Larry Barker Jazz Ensemble
When: 8 p.m. Saturday
Where: Smithgall Arts Center, 331 Spring St., Gainesville
How much: $30
More info: 770-534-2787
By day, many of our area’s mild-mannered school music teachers are busy helping kids explore the world of percussion and wind instruments.
But by night (and weekends), these elementary, middle and high school teachers cut loose at weddings, private parties and even public performances, where their talents shine in a completely different light.

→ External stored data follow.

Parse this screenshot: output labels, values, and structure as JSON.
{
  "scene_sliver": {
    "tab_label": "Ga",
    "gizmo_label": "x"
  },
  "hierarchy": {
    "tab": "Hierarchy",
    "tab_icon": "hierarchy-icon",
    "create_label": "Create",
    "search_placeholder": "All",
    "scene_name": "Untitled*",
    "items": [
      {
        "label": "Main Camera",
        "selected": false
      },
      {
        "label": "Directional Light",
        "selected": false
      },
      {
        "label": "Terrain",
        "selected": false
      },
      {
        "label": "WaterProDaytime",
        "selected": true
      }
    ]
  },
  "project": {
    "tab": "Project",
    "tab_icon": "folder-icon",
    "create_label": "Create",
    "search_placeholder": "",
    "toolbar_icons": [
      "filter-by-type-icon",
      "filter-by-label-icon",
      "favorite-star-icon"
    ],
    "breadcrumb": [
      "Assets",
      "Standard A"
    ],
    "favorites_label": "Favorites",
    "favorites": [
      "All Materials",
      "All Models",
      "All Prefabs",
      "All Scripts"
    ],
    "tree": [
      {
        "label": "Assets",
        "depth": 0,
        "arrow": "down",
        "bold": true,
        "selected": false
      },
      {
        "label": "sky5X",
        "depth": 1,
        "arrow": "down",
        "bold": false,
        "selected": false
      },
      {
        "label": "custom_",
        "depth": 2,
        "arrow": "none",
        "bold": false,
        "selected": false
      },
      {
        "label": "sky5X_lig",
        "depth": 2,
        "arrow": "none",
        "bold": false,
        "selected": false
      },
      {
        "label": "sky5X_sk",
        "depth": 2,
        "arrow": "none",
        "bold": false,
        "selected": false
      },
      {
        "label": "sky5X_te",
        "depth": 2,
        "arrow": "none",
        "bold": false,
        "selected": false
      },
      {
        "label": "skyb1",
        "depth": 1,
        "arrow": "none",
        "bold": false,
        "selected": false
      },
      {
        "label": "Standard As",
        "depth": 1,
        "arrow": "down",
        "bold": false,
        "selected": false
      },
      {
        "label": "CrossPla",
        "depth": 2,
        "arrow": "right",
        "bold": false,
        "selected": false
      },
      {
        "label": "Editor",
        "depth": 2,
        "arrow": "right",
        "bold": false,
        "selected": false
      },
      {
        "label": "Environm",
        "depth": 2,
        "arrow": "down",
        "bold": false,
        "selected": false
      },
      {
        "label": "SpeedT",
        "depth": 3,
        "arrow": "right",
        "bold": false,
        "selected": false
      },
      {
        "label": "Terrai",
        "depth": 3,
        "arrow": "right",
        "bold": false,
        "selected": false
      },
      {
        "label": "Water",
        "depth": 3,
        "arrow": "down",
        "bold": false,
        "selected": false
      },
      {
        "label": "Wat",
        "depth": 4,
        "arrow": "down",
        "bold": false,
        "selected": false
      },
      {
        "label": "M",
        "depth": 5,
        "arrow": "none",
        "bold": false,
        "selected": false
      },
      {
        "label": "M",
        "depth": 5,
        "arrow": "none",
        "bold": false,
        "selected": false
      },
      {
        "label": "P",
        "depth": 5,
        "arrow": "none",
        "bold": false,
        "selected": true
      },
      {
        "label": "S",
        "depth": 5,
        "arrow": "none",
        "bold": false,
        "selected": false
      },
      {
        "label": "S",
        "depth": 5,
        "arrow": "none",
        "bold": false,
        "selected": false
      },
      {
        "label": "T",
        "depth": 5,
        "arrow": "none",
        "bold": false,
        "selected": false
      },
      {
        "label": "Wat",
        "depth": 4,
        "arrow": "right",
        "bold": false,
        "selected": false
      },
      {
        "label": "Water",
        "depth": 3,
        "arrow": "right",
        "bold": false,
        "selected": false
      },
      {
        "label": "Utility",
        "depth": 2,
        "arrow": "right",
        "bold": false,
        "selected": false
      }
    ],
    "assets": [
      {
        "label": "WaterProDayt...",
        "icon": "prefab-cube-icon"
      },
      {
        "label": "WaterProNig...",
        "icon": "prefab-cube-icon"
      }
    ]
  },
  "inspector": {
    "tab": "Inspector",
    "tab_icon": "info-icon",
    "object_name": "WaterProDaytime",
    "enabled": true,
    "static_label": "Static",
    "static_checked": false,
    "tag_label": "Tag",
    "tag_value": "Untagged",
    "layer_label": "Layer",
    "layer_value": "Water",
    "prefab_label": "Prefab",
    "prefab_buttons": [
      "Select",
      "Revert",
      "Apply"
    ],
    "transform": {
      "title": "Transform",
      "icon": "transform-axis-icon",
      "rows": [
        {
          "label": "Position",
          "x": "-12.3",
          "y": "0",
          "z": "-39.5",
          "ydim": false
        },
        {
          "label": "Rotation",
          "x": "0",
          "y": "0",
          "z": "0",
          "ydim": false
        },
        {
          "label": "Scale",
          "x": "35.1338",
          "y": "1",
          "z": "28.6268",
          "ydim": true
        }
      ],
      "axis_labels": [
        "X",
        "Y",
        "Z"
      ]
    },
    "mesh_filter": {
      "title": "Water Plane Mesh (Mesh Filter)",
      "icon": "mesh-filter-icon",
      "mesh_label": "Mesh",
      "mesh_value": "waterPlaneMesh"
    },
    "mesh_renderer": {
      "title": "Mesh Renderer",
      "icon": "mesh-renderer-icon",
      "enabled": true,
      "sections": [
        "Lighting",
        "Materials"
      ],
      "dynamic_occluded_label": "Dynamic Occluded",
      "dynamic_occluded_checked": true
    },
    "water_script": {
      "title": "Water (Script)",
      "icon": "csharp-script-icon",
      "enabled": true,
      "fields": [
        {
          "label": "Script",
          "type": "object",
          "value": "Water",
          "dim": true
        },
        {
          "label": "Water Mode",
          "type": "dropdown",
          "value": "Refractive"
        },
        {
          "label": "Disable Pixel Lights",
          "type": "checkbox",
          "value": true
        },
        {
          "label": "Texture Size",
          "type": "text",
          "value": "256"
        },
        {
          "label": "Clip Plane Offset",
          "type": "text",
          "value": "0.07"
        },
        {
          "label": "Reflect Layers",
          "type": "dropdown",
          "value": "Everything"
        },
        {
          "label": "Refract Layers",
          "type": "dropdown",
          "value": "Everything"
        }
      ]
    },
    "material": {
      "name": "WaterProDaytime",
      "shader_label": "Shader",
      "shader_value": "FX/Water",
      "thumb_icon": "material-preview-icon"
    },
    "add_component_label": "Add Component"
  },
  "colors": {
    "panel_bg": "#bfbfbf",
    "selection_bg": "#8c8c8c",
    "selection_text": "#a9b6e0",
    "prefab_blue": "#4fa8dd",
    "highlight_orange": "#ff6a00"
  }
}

Take Larry Barker, a Gwinnett County elementary school music teacher who cut his teeth in the jazz scene in St. Louis, Mo. He’s played piano with the likes of Charles Glenn, the Glenn Miller Band and the U.S. Army band and has a standard following playing classical piano at private events. And introducing his students to the world of music is second on the list to playing jazz.
“It’s a great thing; teaching has energized me quite a bit,” said the Gainesville resident. “I absolutely love being with the kids and getting to teach them.”
But after marrying a Gainesville girl — Ann Reynolds — Barker eventually made his way back to Gainesville. He will be performing his brand of jazz piano and other standards on Saturday night at The Arts Council’s Smithgall Arts Center as part of the Evenings of Intimate Jazz series.
Now that he has settled in — the couple moved to the area in 2006 — he’s worked his way into the music scene around Atlanta and said he has been enjoying getting to know the other artists. In fact, the four musicians joining him for the Saturday performance are all people he’s played with since he started performing in the area.
Trumpeter Ken Watters, Barker said, has played for Tony Bennett. He and Barker met after playing in a few classical music settings, then reconnected at a jazz gig some time later.
“I said, ‘I never realized you played jazz,’” Barker said. “We had a fabulous evening of playing together. It just brought out a side of music that was never exposed before in the previous situations.”
John Marsh will play trumpet and sing, Neal Starkey will be on bass and Chip Lunsford will be on drums.
“Chip was the first person that I was connected to with some of my friends in St. Louis,” Barker said. “We had a lot of friends in common and they suggested I call Chip, and I did. ... I’m always looking forward to the chance to play with him.”
Barker said he used to play a regular jazz gig at an upscale hotel in St. Louis, and one day he and his partner had an A-list audience.
“Theo Peoples was the singer, keyboard player and saxophone player, and we had a duet job at a hotel,” he said. “One day The Temptations walked into the lounge we were playing ... they liked what they heard and they hired Theo.
“So, I lost my partner to The Temptations.”
Peoples has since become the lead singer for The Four Tops.
Barker said as a working musician you have to be versatile, but it’s jazz that really calls to him.
Last weekend, for example, he played during the day for a wedding ceremony that was all classical music. In the evening, he played a six-hour big band gig.
“And it’s pretty much that and everything in between,” he said. “(It’s) the privilege of being able to work in a lot of different contexts and a lot of different types of bands. I really enjoy it all.”